I take supplements everyday, AND eat fruits and vegetables, and try and limit my "bad" fat and salt intake.

My doctor (infact two doctors) have made sure I take at minimum a daily combined supplement. My doctor also told me to take FOLATE to lower my homosystene levels. And a high B vitamin regimen for my heart health. Heart issues run in my family. So yes, I eat right (mostly - slip up now and then), excercise everyday, and am working on lowering my stress levels.

So please, don't just blanketly say supplements aren't worth it. The medical and pharmacuetical industry don't want us to know that many of their drug ideas come from plant and natural sources. Vitamins and supplements offer no MONEY for the drug manufacturers, so they won't back them.

Infact, there was an article on (I think CNN) where the government is giving the soldiers 1000 MG of QUERCETIN a day to boost their immune systems and increase their brain function. I couldn't believe the government was actually endorsing this - but I'm glad.
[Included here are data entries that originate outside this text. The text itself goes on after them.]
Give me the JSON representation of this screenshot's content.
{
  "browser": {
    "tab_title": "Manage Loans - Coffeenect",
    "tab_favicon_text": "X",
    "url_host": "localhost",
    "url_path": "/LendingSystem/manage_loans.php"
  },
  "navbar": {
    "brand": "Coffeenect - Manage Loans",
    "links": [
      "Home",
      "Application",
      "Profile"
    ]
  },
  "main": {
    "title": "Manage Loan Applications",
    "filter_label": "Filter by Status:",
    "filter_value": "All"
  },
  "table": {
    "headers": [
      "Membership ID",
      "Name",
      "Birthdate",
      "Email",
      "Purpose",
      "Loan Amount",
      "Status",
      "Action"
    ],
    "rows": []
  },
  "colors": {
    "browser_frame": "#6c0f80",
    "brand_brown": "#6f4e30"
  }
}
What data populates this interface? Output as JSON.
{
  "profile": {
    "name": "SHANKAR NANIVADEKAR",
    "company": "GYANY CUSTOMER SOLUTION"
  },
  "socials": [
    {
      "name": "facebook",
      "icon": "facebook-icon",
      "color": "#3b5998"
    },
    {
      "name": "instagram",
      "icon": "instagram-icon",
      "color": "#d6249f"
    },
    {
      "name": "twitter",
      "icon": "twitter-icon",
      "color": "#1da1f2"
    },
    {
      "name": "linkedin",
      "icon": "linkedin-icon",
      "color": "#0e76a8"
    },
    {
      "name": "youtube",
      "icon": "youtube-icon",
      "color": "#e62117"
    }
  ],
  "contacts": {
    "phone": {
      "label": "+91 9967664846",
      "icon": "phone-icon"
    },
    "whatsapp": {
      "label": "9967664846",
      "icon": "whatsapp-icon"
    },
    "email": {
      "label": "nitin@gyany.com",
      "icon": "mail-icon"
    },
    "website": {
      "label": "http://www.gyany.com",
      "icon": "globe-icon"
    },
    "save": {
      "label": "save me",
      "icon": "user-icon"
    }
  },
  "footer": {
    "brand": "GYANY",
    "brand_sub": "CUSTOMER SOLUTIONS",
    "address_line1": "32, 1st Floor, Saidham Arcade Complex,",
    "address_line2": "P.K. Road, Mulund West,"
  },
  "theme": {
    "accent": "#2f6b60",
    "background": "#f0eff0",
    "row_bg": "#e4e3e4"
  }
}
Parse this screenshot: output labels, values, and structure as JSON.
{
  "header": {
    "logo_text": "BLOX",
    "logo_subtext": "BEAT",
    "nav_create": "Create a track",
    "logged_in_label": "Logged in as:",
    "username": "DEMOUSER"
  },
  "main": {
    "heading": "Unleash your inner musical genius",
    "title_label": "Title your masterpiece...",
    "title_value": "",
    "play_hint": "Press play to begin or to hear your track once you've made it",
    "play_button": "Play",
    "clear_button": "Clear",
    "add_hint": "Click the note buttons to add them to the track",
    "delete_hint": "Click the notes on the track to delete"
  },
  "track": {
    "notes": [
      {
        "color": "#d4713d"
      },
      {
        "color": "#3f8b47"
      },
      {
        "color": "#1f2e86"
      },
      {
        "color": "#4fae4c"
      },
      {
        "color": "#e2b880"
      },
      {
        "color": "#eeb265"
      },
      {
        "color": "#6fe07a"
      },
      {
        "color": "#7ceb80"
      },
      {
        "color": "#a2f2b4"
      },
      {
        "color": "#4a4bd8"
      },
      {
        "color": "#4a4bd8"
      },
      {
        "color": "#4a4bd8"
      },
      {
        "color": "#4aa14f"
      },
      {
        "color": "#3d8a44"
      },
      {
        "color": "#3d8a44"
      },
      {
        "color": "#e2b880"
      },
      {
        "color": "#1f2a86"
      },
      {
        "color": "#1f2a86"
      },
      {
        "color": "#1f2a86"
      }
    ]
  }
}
Yes, take your vitamins. Like my mom always told me to.
Regarding your comment:
"But mainstream science moves slowly. Neither the American Cancer Society nor the National Institute on Aging recommends supplements for the general population, and the American Heart Association "does not recommend using vitamin, mineral or herbal supplements to treat or prevent heart disease and stroke," according to its Web site. "

I take issue with whether the ACS and AHA represent science on questions of nutrition in any accurate way.

Take for example this ACS article. It basically tells the reader that Vitamin D prevents colon cancer and then warns the reader off taking supplements (they're supposedly too toxic). It doesn't take much to read between the lines and see that they're encouraging us to wait for vitamin d analogues. Sunshine isn't even mentioned.

Everyone should get tested for Vitamin D level and aim for 45-50ng/ml or 115-128nmol/L--lifeguard summertime level.

Also, check out this site for cutting edge Vitamin D research.
To even suggest that you can get your optimal amount of all minerals from diet alone is an assumption that lacks knowledge in this area. Add to that, the fact that our soil is getting more depleted as millions of tons of corn, soybeans and potatoes are coming out of our farmlands around the world with very little concentration on any minerals that don't economically increase the crop's yield. Find a list of the USDA database evidence of nutrient losses in the past few decades as well as some of the calls for our government to RAISE the RDA for several nutrients by many doctors both Medical doctors as well as Naturopaths. That information is here: http://journals.aol.com/ninetyplus4life/Capacity

As for stating how little study there is in this area, I laugh at that through gritted teeth. Take selenium for instance. Anyone who's seen the study on selenium by Doctor Larry Clark- a randomized double blind study- knows that this garbage about how little evidence there is on supplements and their ''potential'' benefits is just propaganda. When you look at all the pharmaceutical company commercials on every channel for Cymbalta and Lipitor it makes perfect sense that you're not going to get the information you're entitled to in regards to nutrition because nutrition is the basis for health, not the kind of scientifically ''proven'' health you may achieve with statin drugs and of course the depression MEDS that might make you suicidal, homicidal and generally kind of BLUE. Most mainstream supplement talk either gives you something negative or first tells you of the benefit, then tells you why you shouldn't rush into reaping those benefits just yet. Crafty, but clearly we're not all fooled.